So I'm running into an interesting optimization GCC does. I really don't understand it, and it would be nice to see an explanation. This has been first identified on MIPS, but here I'm showing examples on ARM for simplicity.
So here is the code:
int main(void)
{
int cnt = 0;
int cnt1 = 0;
while (1)
{
if (cnt++ == 2000000)
{
*(volatile uint32_t *)0x00020000 = cnt1++;
cnt = 0;
}
//asm("nop"); // <- This line is important
}
}
The idea is to have some delay, and write a slowly incrementing value into a memory mapped location.
When compiled with -O1, I get the following code:
00000008 <main>:
8: 2200 movs r2, #0
a: 4805 ldr r0, [pc, #20] ; (20 <main+0x18>)

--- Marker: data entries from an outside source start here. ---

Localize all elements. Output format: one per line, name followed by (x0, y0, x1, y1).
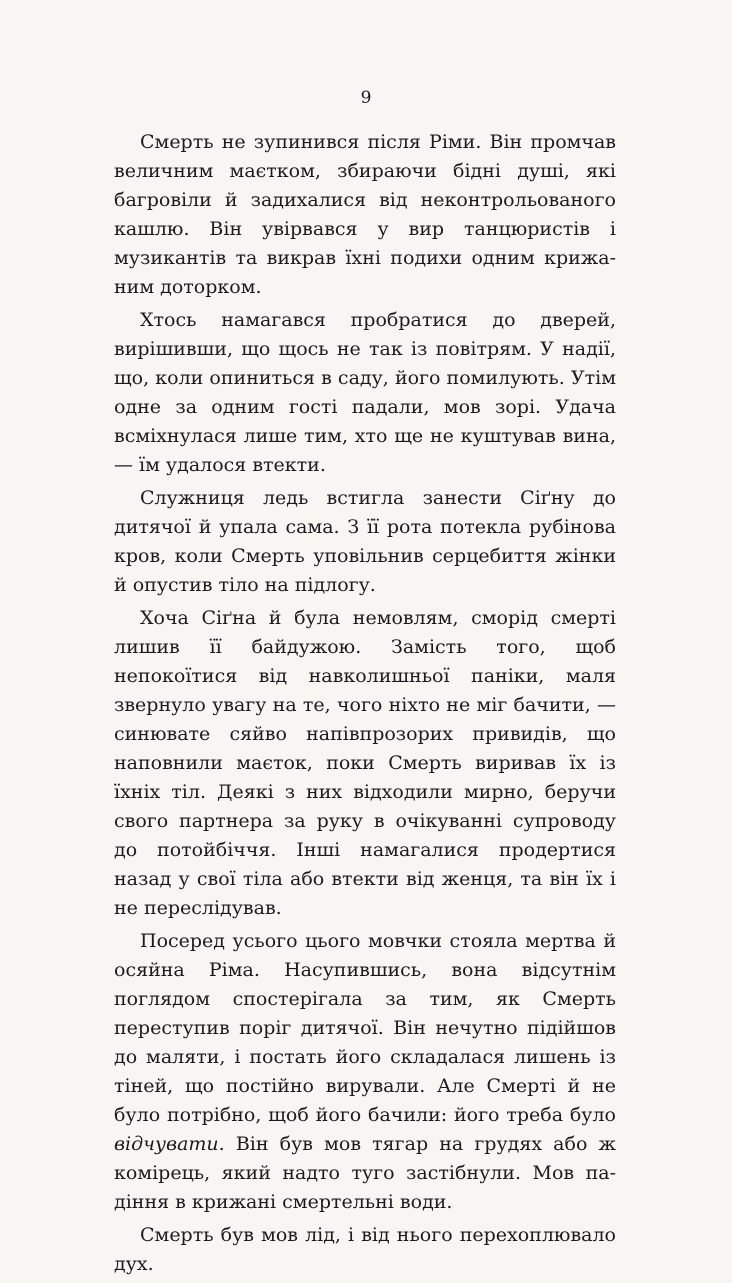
paragraph-5-text-after: . Він був мов тягар на грудях або ж комірець, який надто туго застібнули. Мов падіння в крижані смертельні води. (114, 1133, 616, 1213)
paragraph-5 (114, 927, 616, 1217)
paragraph-4: Хоча Сіґна й була немовлям, сморід смерті лишив її байдужою. Замість того, щоб непокоїтися від навколишньої паніки, маля звернуло увагу на те, чого ніхто не міг бачити, — синювате сяйво напівпрозорих привидів, що наповнили маєток, поки Смерть виривав їх із їхніх тіл. Деякі з них відходили мирно, беручи свого партнера за руку в очікуванні супроводу до потойбіччя. Інші намагалися продертися назад у свої тіла або втекти від женця, та він їх і не переслідував. (114, 607, 616, 919)
paragraph-3: Служниця ледь встигла занести Сіґну до дитячої й упала сама. З її рота потекла рубінова кров, коли Смерть уповільнив серцебиття жінки й опустив тіло на підлогу. (114, 487, 616, 596)
paragraph-5-text-before: Посеред усього цього мовчки стояла мертва й осяйна Ріма. Насупившись, вона відсутнім поглядом спостерігала за тим, як Смерть переступив поріг дитячої. Він нечутно підійшов до маляти, і постать його складалася лишень із тіней, що постійно вирували. Але Смерті й не було потрібно, щоб його бачили: його треба було (114, 930, 616, 1126)
italic-emphasis: відчувати (114, 1133, 219, 1155)
page-number: 9 (360, 88, 372, 108)
paragraph-6: Смерть був мов лід, і від нього перехоплювало дух. (114, 1224, 616, 1275)
paragraph-1: Смерть не зупинився після Ріми. Він промчав величним маєтком, збираючи бідні душі, які багровіли й задихалися від неконтрольованого кашлю. Він увірвався у вир танцюристів і музикантів та викрав їхні подихи одним крижаним доторком. (114, 131, 616, 298)
body-text (114, 128, 616, 1283)
paragraph-2: Хтось намагався пробратися до дверей, вирішивши, що щось не так із повітрям. У надії, що, коли опиниться в саду, його помилують. Утім одне за одним гості падали, мов зорі. Удача всміхнулася лише тим, хто ще не куштував вина, — їм удалося втекти. (114, 309, 616, 476)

c: 2180 movs r1, #128 ; 0x80
e: 0289 lsls r1, r1, #10
10: 1c03 adds r3, r0, #0
12: 3b01 subs r3, #1
14: 2b00 cmp r3, #0
16: d1fc bne.n 12 <main+0xa>
18: 600a str r2, [r1, #0]
1a: 3201 adds r2, #1
1c: e7f8 b.n 10 <main+0x8>
1e: 46c0 nop ; (mov r8, r8)
20: 001e8481 .word 0x001e8481
Which is basically correct.
But if compiled with a higher level of optimization (-O2, -O3, -Os), I get this:
00000008 <main>:
8: 2300 movs r3, #0
a: 2280 movs r2, #128 ; 0x80
c: 0292 lsls r2, r2, #10
e: 6013 str r3, [r2, #0]
10: 3301 adds r3, #1
12: e7fa b.n a <main+0x2>
It completely eliminated the delay loop.
But if you uncomment the "nop", it does produce full code.
The logic behind this optimization is clear, I just wan to identify if there is GCC specific type of optimization that causes this. Going through all flags is probably an option, but may be someone knows this already?